Hoje é dia de Santa Marta de Betânia, irmã de Lázaro e Maria Madalena, que ressuscitou um homem afogado como se fosse um deus e enfrentou com um frasco de água benta uma fera descrita como “um dragão metade animal, metade peixe, mais gordo que um boi, mais comprido que um cavalo, com dentes cortantes como espada e pontiagudos como cornos, munido de cada lado por dois escudos”, gerado pela “união do Leviatã com o Onachus”.
Essa santa prodigiosa teria sido a mártir que converteu os primeiros francos ao cristianismo, numa região também governada pelos romanos no século primeiro depois de Cristo, a quem ela hospedou.
O dragão de Tarrasque é uma besta medonha pela descrição que é feita nas lendas medievais. Ao invés de cuspir fogo como um dragão ordinário, ele inflama tudo com os seus excrementos que são como bolas de fogo que arremessa longíssimo.
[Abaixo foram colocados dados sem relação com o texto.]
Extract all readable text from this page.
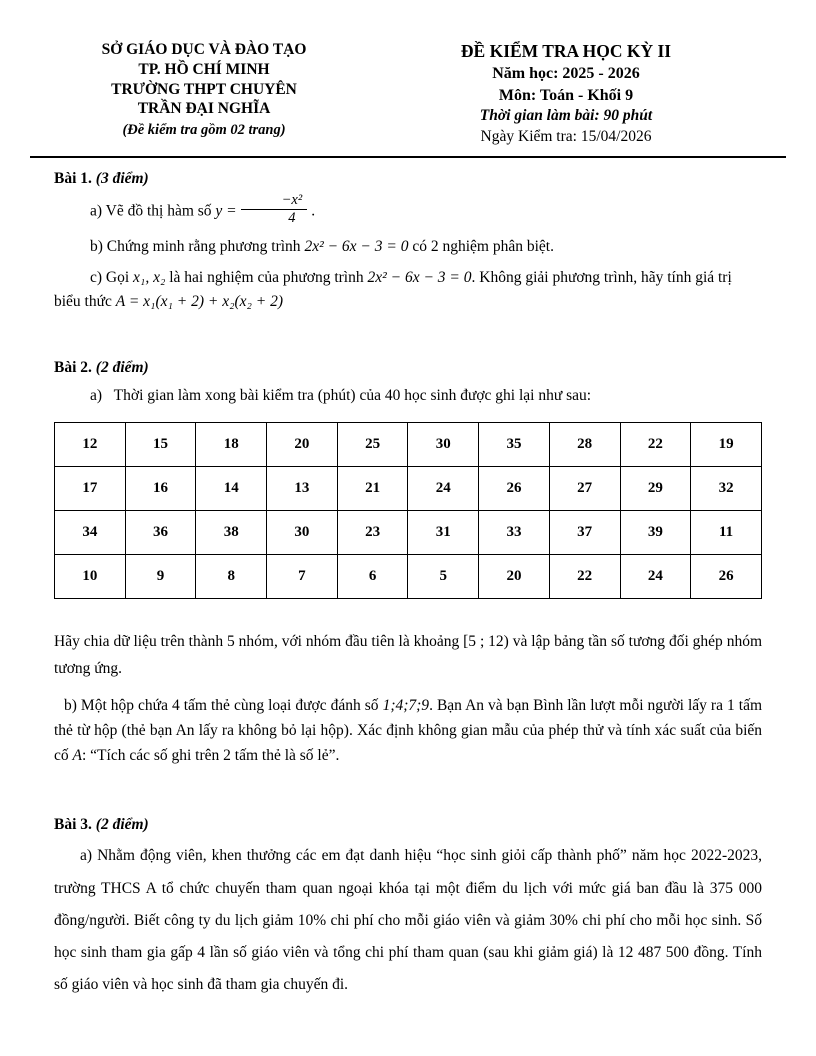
SỞ GIÁO DỤC VÀ ĐÀO TẠO
TP. HỒ CHÍ MINH
TRƯỜNG THPT CHUYÊN
TRẦN ĐẠI NGHĨA
(Đề kiểm tra gồm 02 trang)
ĐỀ KIỂM TRA HỌC KỲ II
Năm học: 2025 - 2026
Môn: Toán - Khối 9
Thời gian làm bài: 90 phút
Ngày Kiểm tra: 15/04/2026

Bài 1. (3 điểm)

a) Vẽ đồ thị hàm số $y = \frac{\text{−x²}}{4}$ .

b) Chứng minh rằng phương trình 2x² − 6x − 3 = 0 có 2 nghiệm phân biệt.

c) Gọi x₁, x₂ là hai nghiệm của phương trình 2x² − 6x − 3 = 0. Không giải phương trình, hãy tính giá trị biểu thức A = x₁(x₁ + 2) + x₂(x₂ + 2)

Bài 2. (2 điểm)

a)   Thời gian làm xong bài kiểm tra (phút) của 40 học sinh được ghi lại như sau:

12	15	18	20	25	30	35	28	22	19
17	16	14	13	21	24	26	27	29	32
34	36	38	30	23	31	33	37	39	11
10	9	8	7	6	5	20	22	24	26

Hãy chia dữ liệu trên thành 5 nhóm, với nhóm đầu tiên là khoảng [5 ; 12) và lập bảng tần số tương đối ghép nhóm tương ứng.

b) Một hộp chứa 4 tấm thẻ cùng loại được đánh số 1;4;7;9. Bạn An và bạn Bình lần lượt mỗi người lấy ra 1 tấm thẻ từ hộp (thẻ bạn An lấy ra không bỏ lại hộp). Xác định không gian mẫu của phép thử và tính xác suất của biến cố A: “Tích các số ghi trên 2 tấm thẻ là số lẻ”.

Bài 3. (2 điểm)

a) Nhằm động viên, khen thưởng các em đạt danh hiệu “học sinh giỏi cấp thành phố” năm học 2022-2023, trường THCS A tổ chức chuyến tham quan ngoại khóa tại một điểm du lịch với mức giá ban đầu là 375 000 đồng/người. Biết công ty du lịch giảm 10% chi phí cho mỗi giáo viên và giảm 30% chi phí cho mỗi học sinh. Số học sinh tham gia gấp 4 lần số giáo viên và tổng chi phí tham quan (sau khi giảm giá) là 12 487 500 đồng. Tính số giáo viên và học sinh đã tham gia chuyến đi.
Vivia a fera num covil próximo à floresta escura onde hoje é a comuna de Tarascón, devorando todos aqueles que ousassem invadir a mata densa.
Marta jogou umas gotas de água benta no monstro e mostrou-lhe um crucifixo. Foi o bastante para o monstro deixar-se aprisionar pela cinta das vestes da santa e por ela foi levado ao vilarejo, onde foi espancado até a morte pelos aldeões.
Após este feito, a mirófora Marta, que teria sido também oradora admirável, foi ganhando a fé de todos ao redor e naquela terra de crendices ergueu uma basílica em homenagem à mãe de Jesus, a virgem Maria.
Desde a época medieval ocorre na região uma procissão a que se consagrou em 2008 o estatuto de Patrimônio Cultural da Humanidade. Na procissão, repete-se a chegada de Marta e o dragão carregado pelo cinto sendo atacado pela população. Na Espanha e na Bélgica, a procissão costuma acontecer junto à celebração de Corpus Christi.
Santa Marta é a padroeira dos cozinheiros e em algumas representações ela aparece enfrentando o dragão com uma concha de madeira ou colher de pau.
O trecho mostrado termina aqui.